Fini le stress estival et retour attendu à nos habitudes de convivialité insulaire. C’est sans doute pour cela qu’en moins de 24 heures, j’ai eu la visite de courtoisie de mes 3 Mousquetaires (qui sont 4 comme chacun le sait).

Après les "comment ça va co" rituels, chacun m’a fait part de son état d’esprit du moment.

Eh ben, ça ne va pas me remonter le moral !

Lundi soir, devant un pot-au feu, d’Artagnan nous a confié qu’il fallait qu’il se trouve un loisir suffisamment "détoxicant" pour essayer d’éloigner de son esprit les constats qu’il a pu faire ces trois derniers mois dans le cadre de ses diverses activités.

Mardi matin, Athos, qui ne doute de rien, nous informait qu’il allait travailler, par écrit ou autrement, pour mettre en forme les commentaires qu’il a recueillis sur la vie groisillonne pendant cette période des plus pénibles*.

Successivement, l’après-midi, Porthos nous disait ne plus pouvoir supporter le sans-gêne de certains se croyant tout permis parce qu"ILS SONT EN VACANCES, NOM DE D..." et Aramis se questionnait sur l’éducation que donnent à leurs enfants des parents qui les traînent en meute sur leurs vélos en sens interdits, ou en prenant toute la route.

Les quatre s’inquiétaient aussi de l’ambiance "OK Corral" sur les quais de Port-Tudy la nuit.

Et moi, pontifiant comme d’ordinaire, reliais tout ça à l’appétit de tourisme qui a saisi l’île depuis quelques années et au changement le plus récent de population, ce qui me conduit à craindre le résultat des prochaines élections municipales.

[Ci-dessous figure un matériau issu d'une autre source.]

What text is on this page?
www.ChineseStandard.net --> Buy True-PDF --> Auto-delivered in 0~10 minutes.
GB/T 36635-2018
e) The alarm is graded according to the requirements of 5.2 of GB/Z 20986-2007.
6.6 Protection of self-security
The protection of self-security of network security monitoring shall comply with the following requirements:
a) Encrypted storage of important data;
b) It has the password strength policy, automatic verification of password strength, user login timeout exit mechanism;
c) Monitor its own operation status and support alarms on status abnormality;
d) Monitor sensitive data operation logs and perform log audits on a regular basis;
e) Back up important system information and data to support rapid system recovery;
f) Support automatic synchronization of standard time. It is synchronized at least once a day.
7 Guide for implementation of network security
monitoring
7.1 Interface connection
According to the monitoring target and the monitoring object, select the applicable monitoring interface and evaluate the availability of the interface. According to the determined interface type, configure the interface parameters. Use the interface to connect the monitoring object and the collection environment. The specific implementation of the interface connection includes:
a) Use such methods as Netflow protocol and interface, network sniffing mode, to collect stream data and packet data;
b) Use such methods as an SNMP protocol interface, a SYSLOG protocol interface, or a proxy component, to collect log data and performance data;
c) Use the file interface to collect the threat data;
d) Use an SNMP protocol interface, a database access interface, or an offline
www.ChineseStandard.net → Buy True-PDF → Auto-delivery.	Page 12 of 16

Comment essayer de maintenir notre mode de vie si l’on voit d’un côté, temporairement, passer des gens dévastant tout sur leur passage et d’autres dont les seules préoccupations sont de préserver leurs biens en se calfeutrant derrières des barrières ou des haies démesurées, même s’il ne sont là que deux semaines par an ? cela ne les empêchant d’ailleurs pas de se faire quelques revenus supplémentaires en les louant, le plus souvent au black ou en Airbnb.

J’ai résumé ça quand, revenue au grand calme habituel, j’ai fait le bilan : "ah ben, m...de alors, je ne pensais pas en venant me réinstaller à Groix en 1999 que je me retrouverai "à Belle-Ile" en moins de 20 ans" !!